Total Return of FTXO vs S&P 500

Seeking Alpha

Seeking Alpha assigns FTXO a risk grade of D-, and many of its underlying metrics also fall within the D range. This may be due to the fund’s high concentration risk, as the fund has a high percentage, nearly 62%, of assets in its top 10 holdings. The fund has an extremely high turnover rate at 69%, which is more than double that of the median of all ETFs. This suggests that the fund may be employing a more active management style, where the fund managers are continuously buying and selling securities within the fund to optimize its performance in relation to the broader market. This makes sense considering that the recent crash of a few banks might propel the fund’s managers to reduce their exposure to distressed banks and limit the potential of other banks that may be at risk of falling out. These factors have contributed to the fund’s high annualized volatility at 31%.

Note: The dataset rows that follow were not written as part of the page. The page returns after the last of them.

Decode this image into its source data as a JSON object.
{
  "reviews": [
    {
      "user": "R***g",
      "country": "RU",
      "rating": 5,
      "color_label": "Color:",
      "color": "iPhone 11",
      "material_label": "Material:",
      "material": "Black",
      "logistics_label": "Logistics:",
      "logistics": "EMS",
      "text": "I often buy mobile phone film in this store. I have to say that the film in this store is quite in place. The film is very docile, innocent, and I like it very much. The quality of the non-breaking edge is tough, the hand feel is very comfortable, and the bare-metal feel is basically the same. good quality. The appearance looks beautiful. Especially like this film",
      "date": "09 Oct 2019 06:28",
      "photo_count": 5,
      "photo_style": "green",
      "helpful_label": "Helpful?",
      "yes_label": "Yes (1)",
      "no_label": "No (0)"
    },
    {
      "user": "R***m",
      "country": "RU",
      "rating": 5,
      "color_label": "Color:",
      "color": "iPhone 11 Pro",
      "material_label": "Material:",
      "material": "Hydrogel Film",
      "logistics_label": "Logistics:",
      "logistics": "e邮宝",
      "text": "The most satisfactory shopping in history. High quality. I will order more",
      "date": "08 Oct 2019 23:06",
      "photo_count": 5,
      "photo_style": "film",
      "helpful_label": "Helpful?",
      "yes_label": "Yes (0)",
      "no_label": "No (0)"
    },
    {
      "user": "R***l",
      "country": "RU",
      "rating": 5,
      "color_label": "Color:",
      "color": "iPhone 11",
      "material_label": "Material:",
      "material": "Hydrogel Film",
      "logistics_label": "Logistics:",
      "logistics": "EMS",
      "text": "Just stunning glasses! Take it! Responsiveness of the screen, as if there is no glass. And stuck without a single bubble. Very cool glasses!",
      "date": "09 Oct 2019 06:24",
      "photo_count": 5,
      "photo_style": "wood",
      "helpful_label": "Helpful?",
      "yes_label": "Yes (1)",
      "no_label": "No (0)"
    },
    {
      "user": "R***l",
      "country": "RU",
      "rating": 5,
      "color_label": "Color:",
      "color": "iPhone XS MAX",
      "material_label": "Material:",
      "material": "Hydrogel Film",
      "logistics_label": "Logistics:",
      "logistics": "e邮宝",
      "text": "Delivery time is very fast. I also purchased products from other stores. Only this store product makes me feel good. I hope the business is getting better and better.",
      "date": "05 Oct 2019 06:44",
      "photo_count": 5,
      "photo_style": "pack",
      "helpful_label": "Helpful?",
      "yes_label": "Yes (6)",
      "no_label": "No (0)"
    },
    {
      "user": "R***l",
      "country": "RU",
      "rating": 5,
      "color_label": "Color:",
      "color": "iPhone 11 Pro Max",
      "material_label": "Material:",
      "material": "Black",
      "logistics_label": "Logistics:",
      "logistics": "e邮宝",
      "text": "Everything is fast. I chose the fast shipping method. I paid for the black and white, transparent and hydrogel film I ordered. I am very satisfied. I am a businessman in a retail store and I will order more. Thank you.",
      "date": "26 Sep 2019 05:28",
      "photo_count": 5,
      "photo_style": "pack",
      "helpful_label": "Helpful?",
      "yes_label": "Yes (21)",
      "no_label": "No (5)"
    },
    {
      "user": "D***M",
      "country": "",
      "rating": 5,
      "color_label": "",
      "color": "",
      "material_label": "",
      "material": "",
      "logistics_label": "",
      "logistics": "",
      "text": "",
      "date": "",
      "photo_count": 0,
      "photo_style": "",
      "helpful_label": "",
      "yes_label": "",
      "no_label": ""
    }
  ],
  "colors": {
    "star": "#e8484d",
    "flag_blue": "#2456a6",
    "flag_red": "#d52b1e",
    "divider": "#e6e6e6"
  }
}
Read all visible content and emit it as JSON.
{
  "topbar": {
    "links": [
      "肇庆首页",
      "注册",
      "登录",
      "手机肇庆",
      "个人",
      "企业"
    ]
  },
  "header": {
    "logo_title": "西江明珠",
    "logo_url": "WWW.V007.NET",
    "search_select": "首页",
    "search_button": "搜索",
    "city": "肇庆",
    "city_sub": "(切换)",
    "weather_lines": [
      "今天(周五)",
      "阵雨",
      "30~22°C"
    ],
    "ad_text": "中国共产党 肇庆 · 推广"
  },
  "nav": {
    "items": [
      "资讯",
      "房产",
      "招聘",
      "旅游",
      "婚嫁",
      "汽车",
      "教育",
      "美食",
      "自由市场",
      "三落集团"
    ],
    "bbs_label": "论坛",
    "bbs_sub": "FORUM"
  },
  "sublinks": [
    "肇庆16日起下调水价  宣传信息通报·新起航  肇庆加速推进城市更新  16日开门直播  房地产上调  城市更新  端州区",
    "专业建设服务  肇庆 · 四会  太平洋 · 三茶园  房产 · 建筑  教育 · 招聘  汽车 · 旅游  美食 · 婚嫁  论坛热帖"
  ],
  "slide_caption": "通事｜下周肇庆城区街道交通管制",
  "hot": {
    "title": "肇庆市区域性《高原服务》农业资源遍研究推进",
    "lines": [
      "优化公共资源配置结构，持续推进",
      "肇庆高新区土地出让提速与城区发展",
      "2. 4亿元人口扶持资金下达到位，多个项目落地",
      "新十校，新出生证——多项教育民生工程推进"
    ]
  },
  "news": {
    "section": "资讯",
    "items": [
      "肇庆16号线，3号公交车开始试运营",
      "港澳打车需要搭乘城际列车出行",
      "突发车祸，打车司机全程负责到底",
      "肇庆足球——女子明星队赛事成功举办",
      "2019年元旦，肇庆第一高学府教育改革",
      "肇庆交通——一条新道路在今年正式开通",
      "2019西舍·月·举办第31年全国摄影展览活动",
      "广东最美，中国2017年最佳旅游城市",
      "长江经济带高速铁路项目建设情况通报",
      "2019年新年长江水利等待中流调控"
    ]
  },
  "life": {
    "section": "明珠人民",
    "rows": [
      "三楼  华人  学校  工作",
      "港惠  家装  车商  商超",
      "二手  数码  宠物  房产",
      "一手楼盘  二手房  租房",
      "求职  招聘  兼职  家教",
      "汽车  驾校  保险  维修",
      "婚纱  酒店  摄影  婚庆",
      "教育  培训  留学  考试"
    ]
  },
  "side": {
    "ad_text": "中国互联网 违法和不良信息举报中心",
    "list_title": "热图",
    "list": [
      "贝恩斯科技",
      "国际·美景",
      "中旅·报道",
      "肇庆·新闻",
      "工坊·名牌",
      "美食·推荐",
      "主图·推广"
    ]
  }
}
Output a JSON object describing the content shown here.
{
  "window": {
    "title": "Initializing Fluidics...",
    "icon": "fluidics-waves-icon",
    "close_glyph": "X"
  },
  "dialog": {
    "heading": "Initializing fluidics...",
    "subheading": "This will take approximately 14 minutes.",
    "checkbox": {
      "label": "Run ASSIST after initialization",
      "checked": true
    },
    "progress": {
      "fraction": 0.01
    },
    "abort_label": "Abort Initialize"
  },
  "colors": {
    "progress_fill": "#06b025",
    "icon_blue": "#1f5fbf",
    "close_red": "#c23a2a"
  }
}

FTXO's Risk Grade and Underlying Metrics

Seeking Alpha

Future Bank Mergers

The banking industry has significant potential for growth as Treasury Secretary Janet Yellen announced that more banks will likely merge this year as interest rates increase. Smaller banks may face more risk as consumers switch over to larger and more established banks in light of the banking crisis in March, following the fallout of Silicon Valley Bank, Signature Bank, First Republic and others. For instance, Silicon Valley Bank depositors are now with First Citizens, Signature Bank depositors are now with Flagstar Bank, and First Republic consumers are now with Chase. Ultimately, this consolidation in the banking industry could be a driver of growth for many large banks, including many of FTXO’s holdings. While larger banks can benefit from this influx of depositors from smaller institutions, there could also be over-concentration in larger banks, which risks creating a less competitive market. Regardless, FTXO stands to benefit from this shift in the banking sector.

Threats

While the potential for increased mergers in the near term serves as a solid upside for larger banks in FTXO’s portfolio, the commercial real estate sector also poses risks for the banking sector. There has been a large number of commercial mortgages are set to expire, and many regulators and analysts are growing more concerned about commercial real estate debt. These properties have mostly lost value in the past few years due to higher interest rates and changes in the way work (shift towards remote work). Moreover, if a property loses value and the loan on it remains the same, the bank can lose that the amount of money lost in value. This year, there is an unprecedented $270 billion in commercial mortgages set to expire, but the high potential for defaults can significantly hurt banks that hold these loans.

Conclusion

Overall, FTXO has demonstrated relatively solid performance in the past year, but the fund did experience a significant downturn in February of 2023, following the failure of several banks in the US, most notably Silicon Valley Bank. Despite this setback, the fund has maintained an attractive dividend yield and dividend growth rate. Its yield and yield growth compare favorably to its closest peers and also outperform the median of all ETFs. Moreover, the fund has demonstrated consistent dividend payouts as well as strong historical growth. However, the ETF is inherently risky with high concentration risk and volatility, and its high turnover rate may likely have been caused by recent market crises. Overall, consumer sentiment towards the banking industry still remains low, and I rate FTXO a Hold, at least until consumers regain confidence in banks.